McDonald’s aims to bring reading into the digital age with ‘landmark’ scheme

McDonald’s is renewing its reading initiative after smashing targets it set in the initial campaign launched in 2013.

L-R Georgia Pachoo 9, Noah Panchoo 5 from Greenwich and Nick Stewart-Smith 10 from Clapham getting stuck in to reading eight specially created new Roald Dahl books, featuring extracts from Roald Dahl’s most popular stories, launching as part of the latest McDonald’s Happy Readers campaign. PRESS ASSOCIATION Photo. Picture date: Saturday September 19, 2015. Over the next six weeks, 14 million books will be distributed as part of McDonald’s Happy Meals, making the extraordinary world of Roald Dahl accessible to millions of children. Photo credit should read: David Parry/PA Wire

The new scheme will see 14 million more books featuring extracts from Roald Dahl’s most popular stories distributed to children in a partnership between McDonald’s, National Literacy Trust, Penguin Random House Children’s UK and the Roald Dahl Literary Estate. The original project aimed to hand out 15 million books across the UK but actually delivered nearly 23 million.

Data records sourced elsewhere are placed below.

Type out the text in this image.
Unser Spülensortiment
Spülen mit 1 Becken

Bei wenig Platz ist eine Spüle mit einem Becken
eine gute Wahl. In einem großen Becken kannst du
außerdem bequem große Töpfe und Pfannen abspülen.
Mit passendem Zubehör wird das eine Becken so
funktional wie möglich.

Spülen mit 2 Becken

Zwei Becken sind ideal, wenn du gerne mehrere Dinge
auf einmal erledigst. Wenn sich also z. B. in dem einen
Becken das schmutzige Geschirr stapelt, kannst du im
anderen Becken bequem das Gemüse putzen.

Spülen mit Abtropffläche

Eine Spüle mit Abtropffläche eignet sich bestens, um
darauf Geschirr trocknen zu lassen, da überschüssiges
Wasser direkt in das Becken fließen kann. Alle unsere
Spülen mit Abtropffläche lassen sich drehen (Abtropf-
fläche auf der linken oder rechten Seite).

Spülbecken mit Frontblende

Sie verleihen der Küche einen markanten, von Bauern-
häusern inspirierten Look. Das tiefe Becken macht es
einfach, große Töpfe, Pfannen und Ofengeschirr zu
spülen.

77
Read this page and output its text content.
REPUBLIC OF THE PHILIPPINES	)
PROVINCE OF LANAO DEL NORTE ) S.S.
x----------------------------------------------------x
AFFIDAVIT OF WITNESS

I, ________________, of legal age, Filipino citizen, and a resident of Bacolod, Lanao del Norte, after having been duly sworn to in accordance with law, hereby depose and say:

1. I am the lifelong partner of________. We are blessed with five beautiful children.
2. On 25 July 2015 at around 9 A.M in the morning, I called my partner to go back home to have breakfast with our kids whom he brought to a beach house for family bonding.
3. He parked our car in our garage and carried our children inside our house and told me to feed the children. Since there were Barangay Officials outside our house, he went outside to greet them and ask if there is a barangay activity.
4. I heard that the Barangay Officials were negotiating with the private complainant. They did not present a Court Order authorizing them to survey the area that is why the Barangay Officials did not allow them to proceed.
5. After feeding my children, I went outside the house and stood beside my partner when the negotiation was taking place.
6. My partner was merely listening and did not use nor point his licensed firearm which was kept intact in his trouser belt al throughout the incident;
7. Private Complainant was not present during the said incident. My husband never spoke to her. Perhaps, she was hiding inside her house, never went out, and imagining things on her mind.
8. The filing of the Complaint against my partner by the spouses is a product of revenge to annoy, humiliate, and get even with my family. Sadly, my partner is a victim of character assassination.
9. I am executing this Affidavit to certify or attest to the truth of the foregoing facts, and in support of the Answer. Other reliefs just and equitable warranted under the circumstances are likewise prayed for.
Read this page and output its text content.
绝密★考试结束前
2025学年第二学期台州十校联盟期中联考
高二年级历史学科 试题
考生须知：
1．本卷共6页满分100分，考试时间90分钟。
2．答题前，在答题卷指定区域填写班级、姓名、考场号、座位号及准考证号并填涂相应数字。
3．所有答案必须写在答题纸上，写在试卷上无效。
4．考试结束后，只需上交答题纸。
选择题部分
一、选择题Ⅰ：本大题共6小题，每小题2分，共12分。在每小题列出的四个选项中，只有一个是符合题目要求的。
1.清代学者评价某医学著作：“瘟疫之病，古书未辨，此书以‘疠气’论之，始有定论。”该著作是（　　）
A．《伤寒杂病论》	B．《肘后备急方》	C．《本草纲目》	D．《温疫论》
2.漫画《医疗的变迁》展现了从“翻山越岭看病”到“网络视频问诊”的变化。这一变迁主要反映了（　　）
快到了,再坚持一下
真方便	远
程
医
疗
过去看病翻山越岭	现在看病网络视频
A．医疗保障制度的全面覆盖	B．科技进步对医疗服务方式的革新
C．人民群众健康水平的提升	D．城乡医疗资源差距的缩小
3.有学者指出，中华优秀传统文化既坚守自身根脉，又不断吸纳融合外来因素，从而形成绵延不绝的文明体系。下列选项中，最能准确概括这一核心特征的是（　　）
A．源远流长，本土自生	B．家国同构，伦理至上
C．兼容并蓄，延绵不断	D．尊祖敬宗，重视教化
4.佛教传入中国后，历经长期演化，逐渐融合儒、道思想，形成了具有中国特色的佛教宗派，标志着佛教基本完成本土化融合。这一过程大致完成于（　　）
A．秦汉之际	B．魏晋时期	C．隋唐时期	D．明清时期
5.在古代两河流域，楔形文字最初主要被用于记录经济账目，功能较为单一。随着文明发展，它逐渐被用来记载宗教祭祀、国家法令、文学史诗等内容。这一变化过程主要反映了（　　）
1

“We exceeded the targets in terms of volumes of books and engagement rates have been fantastic,” Steve Hill, McDonald’s UK head of marketing told Marketing Week.

“When we asked parents whether we should continue the initiative as part of the Happy Meal promotion, nine out of 10 said yes.”

McDonald’s is also launching an interactive app to offer a more immersive experience. The app includes voice recognition technology, triggering certain sounds or colours when a particular word is read out.

“We wanted to create a sense of sharing rather than reading being a solo experience. We are bringing reading into the digital age,” he commented.

The brand will be promoting the scheme in all its restaurants. It will also launch a TV ad across a variety of children’s channels and organise live events in major cities in the UK.

The brand’s original initiative is based on research by NLT, which revealed one in three children don’t own a book and half of children don’t enjoy reading.

“Given the scale of our brand and partnerships, it’s an important role we can play to make reading more fun,” said Hill.

When the campaign first launched the brand was criticised for marketing to children, which is why the marketing will primarily focus on the world of Roald Dahl rather than the McDonald’s brand.

“We operate within strict guidelines,” Hill explained.

“With the initiative, children can immerse themselves in the world of Roald Dahl and parents are able to buy the books for £1 without having to purchase a Happy Meal. A lot of our focus is about engaging with parents around the promotion.”